L’onda che ha travolto la quotidianità del mondo intero ha fatto riemergere, anche nel discorso pubblico dominante, parole preziose come solidarietà, collaborazione, costruzione di reti e di sostegno.

Eppure anche dinanzi a questa emergenza sanitaria c’è chi continua a non avere diritto di cittadinanza, tanto è forte lo stigma, il giudizio e la discriminazione.

Parliamo delle/i sexworker che, nella stragrande maggioranza dei casi, non hanno grandi risorse né accedono alle misure di tutela e sostegno al reddito che, sotto molteplici forme, ha previsto il Governo.

Non solo, se sprovviste di documenti o se persone trans hanno grossi problemi ad accedere anche ai servizi sanitari.

Per questo la Piattaforma nazionale anti-tratta, il Comitato per i diritti civili delle prostitute e il collettivo di sex worker Ombre Rosse ha costruito e lanciato una campagna di crowdfunding “Covid19-nessuna da sola-sostieni le sexworker” per sostenere economicamente e con aiuti materiali tutte le persone che fanno lavoro sessuale e che, al pari di tante altre, stanno vivendo in una condizione di indigenza determinata dall’emergenza Covid-19 e che non potranno richiedere gli ammortizzatori sociali.

«È un momento di disperazione e di paura: molte delle giovani sex worker e persone trans sono migranti, sole e senza una rete familiare a cui far riferimento; molte altre sono madri e con il loro lavoro sostengono tutta la famiglia – raccontano le promotrici dell’iniziativa – E sarà sempre peggio. Vi sono persone dedite ad attività di prostituzione in forma libera, concordata o costretta, già in condizioni di vulnerabilità umana e sociale, e oggi rischiano di precipitare in condizioni di povertà estrema. Condizioni di necessità che potrebbero costringerle a lavorare, violando le regole, esponendosi alle relative conseguenze penali e ai rischi per la propria salute e quella collettiva».

I fondi verranno distribuiti su tutto il territorio nazionale attraverso la rete delle associazioni anti-tratta che fanno capo al numero verde del Dipartimento Pari Opportunità gestito dal comune di Venezia ed è fondamentale agire in tempi rapidi perché in molte si ritrovano sotto sfratto, se non già per strada, e non hanno modo di provvedere ai beni di prima necessità come cibo e medicine.

Come ricordato all’Adnkronos da Pia Covre, storica rappresentante del Comitato per i diritti civili delle prostitute: «Non fermatevi a giudicare.
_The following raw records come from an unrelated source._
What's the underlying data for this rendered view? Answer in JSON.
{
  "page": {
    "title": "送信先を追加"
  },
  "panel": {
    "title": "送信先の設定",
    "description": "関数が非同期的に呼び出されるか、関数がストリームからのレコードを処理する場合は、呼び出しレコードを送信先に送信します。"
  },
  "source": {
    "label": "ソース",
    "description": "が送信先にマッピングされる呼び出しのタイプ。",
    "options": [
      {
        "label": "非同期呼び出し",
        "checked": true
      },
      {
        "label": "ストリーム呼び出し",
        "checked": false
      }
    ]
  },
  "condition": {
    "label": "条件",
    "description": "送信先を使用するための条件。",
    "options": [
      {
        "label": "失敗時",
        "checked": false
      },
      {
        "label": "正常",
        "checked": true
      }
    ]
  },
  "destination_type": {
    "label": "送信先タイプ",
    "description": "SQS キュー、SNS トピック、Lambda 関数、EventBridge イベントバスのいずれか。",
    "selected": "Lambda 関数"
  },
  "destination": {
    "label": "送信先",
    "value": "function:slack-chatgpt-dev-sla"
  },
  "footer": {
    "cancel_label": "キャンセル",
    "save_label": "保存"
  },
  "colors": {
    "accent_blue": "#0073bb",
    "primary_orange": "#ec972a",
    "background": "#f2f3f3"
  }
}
Aiutate chi ha più bisogno di voi».

Anche per spezzare la retorica che ci vorrebbe tutte/i uguali dinanzi alla pandemia, non è così ed è necessario ribadirlo, come da tempo sostengono in molte: «Questa raccolta fondi non deve essere considerata come ‘beneficienza’ o pietismo – chiosa Alessia, attivista per i diritti delle/i sexworker – ma la precisa richiesta a considerare le/i sex worker soggetti di diritti. Chissà che una iniziativa nata in piena emergenza non sia l’occasione, ora che andiamo tutte meno di corsa e che siamo più a contatto con la nuda vita, per ripensare il lavoro sessuale sotto una luce diversa. Lavoro sessuale come lavoro, con le dovute tutele e diritti per chi lo svolge fuori da coercizione e sfruttamento, emersione dalla clandestinità, adeguate tutele sanitarie, rilancio della lotta allo stigma. In questo momento è fondamentale il sostegno per la sopravvivenza, ma sarebbe bello che un domani divenisse anche altro, il riconoscimento una volta per tutte dei diritti delle/dei sex worker, dando voce alle loro lotte e ai loro bisogni, come si addice a soggetti e non oggetti di diritto».